Steve Anello bought his first boat when he was 14. His family loaned him the $15,000 for the vessel and the salmon and crab fishing outside Bodega Bay was so good he paid off the loan in just one year.
Since then he’s owned seven or eight boats. Now 63, Anello says he fished for just about everything—squid, herring, tuna, rockfish, halibut and the salmon and crab mainstays and raised his family doing it. But in the 50 years since he started fishing for a living, things have changed.
“It’s death by a thousand cuts,” he said, lighting a Marlboro red as he prepared a solo trip in his 45-foot boat the Donna Mia. Word on the dock was there was a school of salmon right offshore and he wanted to get to them before the party boats full of recreational fishermen got wind of it.
Anello cited a litany of challenges–increasing state and federal fishing regulations, truncated seasons, dams that impede river flows and water-hungry farmers that reduce freshwater habitat for salmon.
“It’s a struggle,” he said.
Factor in boats that can cost $1 million or more, the steep price of permits and the cost of diesel for fuel-guzzling boats, and it’s a wonder anyone makes a go of commercial fishing anymore. But they do. While the salmon fishery isn’t what it used to be, this past summer was a good one for salmon with a great run of chinook appearing in local markets.
“There are down years, but they keep coming back,” said Anello.
The same could be said for Anello’s family. They are lifers in the Bodega Bay fishing community. His wife, son and daughter-in-law run Anello Family Crab & Seafood, a dockside restaurant with great fish tacos, crab salad sandwiches and clam chowder. Across the street his brother Tony and family operate the always-busy Spud Point Crab Co. where customers line up year round for their celebrated chowder.
But after five decades on the water, Anello thinks about calling it quits. But not just yet. He’s got his mind set on those salmon.
“He knows where the fish are,” says Shane Lucas, another Bodega Bay native who grew up in the fishing business.

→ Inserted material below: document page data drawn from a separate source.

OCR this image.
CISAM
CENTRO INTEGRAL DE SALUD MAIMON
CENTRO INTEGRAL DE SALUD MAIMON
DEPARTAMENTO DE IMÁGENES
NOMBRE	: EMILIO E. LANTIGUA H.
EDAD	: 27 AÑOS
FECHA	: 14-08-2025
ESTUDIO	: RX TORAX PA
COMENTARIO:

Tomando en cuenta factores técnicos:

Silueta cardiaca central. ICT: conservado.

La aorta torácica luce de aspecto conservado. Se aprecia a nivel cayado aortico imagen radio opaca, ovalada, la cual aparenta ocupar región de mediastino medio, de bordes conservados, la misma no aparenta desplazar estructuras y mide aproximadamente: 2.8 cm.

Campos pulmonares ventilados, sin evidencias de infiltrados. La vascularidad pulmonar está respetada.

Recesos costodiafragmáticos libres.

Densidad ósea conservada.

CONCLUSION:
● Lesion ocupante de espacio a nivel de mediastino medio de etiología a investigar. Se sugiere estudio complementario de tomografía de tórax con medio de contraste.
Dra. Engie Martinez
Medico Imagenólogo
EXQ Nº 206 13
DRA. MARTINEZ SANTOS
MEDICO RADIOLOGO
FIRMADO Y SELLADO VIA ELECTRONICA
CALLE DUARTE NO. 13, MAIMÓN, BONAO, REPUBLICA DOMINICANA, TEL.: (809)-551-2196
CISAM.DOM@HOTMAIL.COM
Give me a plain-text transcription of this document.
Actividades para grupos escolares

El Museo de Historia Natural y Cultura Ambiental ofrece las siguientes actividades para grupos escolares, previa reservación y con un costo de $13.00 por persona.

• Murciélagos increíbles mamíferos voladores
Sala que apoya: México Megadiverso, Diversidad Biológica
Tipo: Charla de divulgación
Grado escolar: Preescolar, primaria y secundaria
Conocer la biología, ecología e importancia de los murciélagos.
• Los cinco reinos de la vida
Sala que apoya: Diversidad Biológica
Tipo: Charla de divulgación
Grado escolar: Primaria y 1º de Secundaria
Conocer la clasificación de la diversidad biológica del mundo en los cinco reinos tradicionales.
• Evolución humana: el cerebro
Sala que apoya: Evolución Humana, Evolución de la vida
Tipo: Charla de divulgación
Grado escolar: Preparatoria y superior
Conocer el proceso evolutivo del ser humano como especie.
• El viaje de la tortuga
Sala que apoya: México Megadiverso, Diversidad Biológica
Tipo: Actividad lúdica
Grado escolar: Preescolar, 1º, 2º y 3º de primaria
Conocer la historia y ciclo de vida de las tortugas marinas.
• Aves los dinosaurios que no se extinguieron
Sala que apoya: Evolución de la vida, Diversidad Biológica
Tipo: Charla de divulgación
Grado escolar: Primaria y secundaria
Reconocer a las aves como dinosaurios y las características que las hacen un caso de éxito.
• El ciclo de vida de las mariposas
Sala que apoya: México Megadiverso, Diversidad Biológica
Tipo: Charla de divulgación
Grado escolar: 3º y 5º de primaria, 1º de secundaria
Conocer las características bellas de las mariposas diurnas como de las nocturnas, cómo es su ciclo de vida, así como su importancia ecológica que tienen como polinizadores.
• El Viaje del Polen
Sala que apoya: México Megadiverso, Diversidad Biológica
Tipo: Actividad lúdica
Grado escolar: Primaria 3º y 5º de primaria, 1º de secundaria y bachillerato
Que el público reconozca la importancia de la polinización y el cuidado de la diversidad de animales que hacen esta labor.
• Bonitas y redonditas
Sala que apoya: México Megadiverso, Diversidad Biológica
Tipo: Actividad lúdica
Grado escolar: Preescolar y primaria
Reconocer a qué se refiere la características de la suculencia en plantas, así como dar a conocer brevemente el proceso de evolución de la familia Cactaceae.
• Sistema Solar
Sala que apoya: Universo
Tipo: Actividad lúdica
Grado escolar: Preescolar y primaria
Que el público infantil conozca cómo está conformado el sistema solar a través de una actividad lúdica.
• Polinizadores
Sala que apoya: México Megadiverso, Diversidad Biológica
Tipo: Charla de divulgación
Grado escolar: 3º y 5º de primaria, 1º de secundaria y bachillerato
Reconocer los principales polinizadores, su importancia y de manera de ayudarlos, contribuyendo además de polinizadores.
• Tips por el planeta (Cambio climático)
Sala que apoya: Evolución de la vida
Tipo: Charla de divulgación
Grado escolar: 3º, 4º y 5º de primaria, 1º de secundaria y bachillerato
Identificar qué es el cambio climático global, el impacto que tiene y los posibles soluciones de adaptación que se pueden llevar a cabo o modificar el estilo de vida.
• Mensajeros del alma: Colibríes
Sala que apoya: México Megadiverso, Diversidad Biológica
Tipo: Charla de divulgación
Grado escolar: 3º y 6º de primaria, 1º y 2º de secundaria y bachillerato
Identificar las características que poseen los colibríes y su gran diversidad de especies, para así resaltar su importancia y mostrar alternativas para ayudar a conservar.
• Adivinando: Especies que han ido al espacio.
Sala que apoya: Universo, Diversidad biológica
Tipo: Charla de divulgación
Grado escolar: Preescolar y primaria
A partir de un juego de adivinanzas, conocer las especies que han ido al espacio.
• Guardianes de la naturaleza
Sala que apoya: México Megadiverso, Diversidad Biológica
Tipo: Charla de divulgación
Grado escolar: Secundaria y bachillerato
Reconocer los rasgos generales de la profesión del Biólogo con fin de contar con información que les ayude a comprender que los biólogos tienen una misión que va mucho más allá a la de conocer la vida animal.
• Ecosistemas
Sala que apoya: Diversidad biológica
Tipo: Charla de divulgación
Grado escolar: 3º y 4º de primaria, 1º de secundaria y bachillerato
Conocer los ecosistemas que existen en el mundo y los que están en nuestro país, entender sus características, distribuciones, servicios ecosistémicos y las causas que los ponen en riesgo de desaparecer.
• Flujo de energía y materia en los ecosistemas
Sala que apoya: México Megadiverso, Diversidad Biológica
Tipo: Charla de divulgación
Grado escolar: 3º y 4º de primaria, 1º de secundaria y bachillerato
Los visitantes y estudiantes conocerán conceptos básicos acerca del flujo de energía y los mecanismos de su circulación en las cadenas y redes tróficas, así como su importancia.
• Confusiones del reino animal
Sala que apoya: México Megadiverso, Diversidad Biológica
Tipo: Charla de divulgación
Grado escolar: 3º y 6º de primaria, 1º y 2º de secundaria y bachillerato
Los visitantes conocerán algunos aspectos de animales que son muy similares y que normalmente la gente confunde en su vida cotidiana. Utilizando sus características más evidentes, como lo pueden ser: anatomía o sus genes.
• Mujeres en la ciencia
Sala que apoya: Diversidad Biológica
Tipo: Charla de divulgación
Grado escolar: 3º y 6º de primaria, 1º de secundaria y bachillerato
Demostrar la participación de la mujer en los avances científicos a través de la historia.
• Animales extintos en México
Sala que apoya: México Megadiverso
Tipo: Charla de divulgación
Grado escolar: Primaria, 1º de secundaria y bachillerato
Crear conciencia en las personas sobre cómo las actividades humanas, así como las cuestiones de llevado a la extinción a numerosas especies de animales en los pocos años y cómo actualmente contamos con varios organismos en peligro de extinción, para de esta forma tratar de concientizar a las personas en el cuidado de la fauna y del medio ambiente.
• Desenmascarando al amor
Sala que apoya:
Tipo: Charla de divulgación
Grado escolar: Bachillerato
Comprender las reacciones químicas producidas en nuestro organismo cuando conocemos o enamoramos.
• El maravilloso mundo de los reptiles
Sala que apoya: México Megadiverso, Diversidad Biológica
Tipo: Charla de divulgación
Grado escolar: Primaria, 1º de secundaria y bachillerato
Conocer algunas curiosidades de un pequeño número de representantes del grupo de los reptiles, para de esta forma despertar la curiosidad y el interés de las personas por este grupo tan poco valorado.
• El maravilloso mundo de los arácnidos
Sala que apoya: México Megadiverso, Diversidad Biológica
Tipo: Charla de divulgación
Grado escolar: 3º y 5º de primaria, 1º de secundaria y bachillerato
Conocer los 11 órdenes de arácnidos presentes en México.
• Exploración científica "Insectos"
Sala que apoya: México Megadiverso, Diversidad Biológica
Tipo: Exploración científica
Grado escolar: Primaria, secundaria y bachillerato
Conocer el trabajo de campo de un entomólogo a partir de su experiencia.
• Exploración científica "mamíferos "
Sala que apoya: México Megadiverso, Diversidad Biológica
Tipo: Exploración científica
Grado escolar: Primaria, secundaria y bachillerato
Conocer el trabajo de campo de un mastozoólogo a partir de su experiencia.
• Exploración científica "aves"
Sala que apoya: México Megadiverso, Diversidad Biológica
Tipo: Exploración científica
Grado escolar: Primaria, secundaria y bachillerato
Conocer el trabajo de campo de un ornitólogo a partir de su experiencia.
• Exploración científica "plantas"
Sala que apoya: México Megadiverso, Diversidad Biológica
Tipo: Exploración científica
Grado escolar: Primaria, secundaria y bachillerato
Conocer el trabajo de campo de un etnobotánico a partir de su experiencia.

Lucas worked on his family’s wholesale fish buying dock before setting out on his own to open another celebrated Bodega Bay restaurant with his wife Dana—Fishetarian Fish Market. Like the Spud Point Crab Co. across the harbor, there’s usually a line winding out the door. To keep up, they go through about 1,500 pounds of rockfish a week.
“We’re all about wild and fresh,” says Lucas.
Back on the dock, Anello has a gleam in his eye and a cigarette between his lips as he readies to motor out of the narrow Bodega Bay harbor and out in the Pacific.
“Every year is a new adventure,” he says.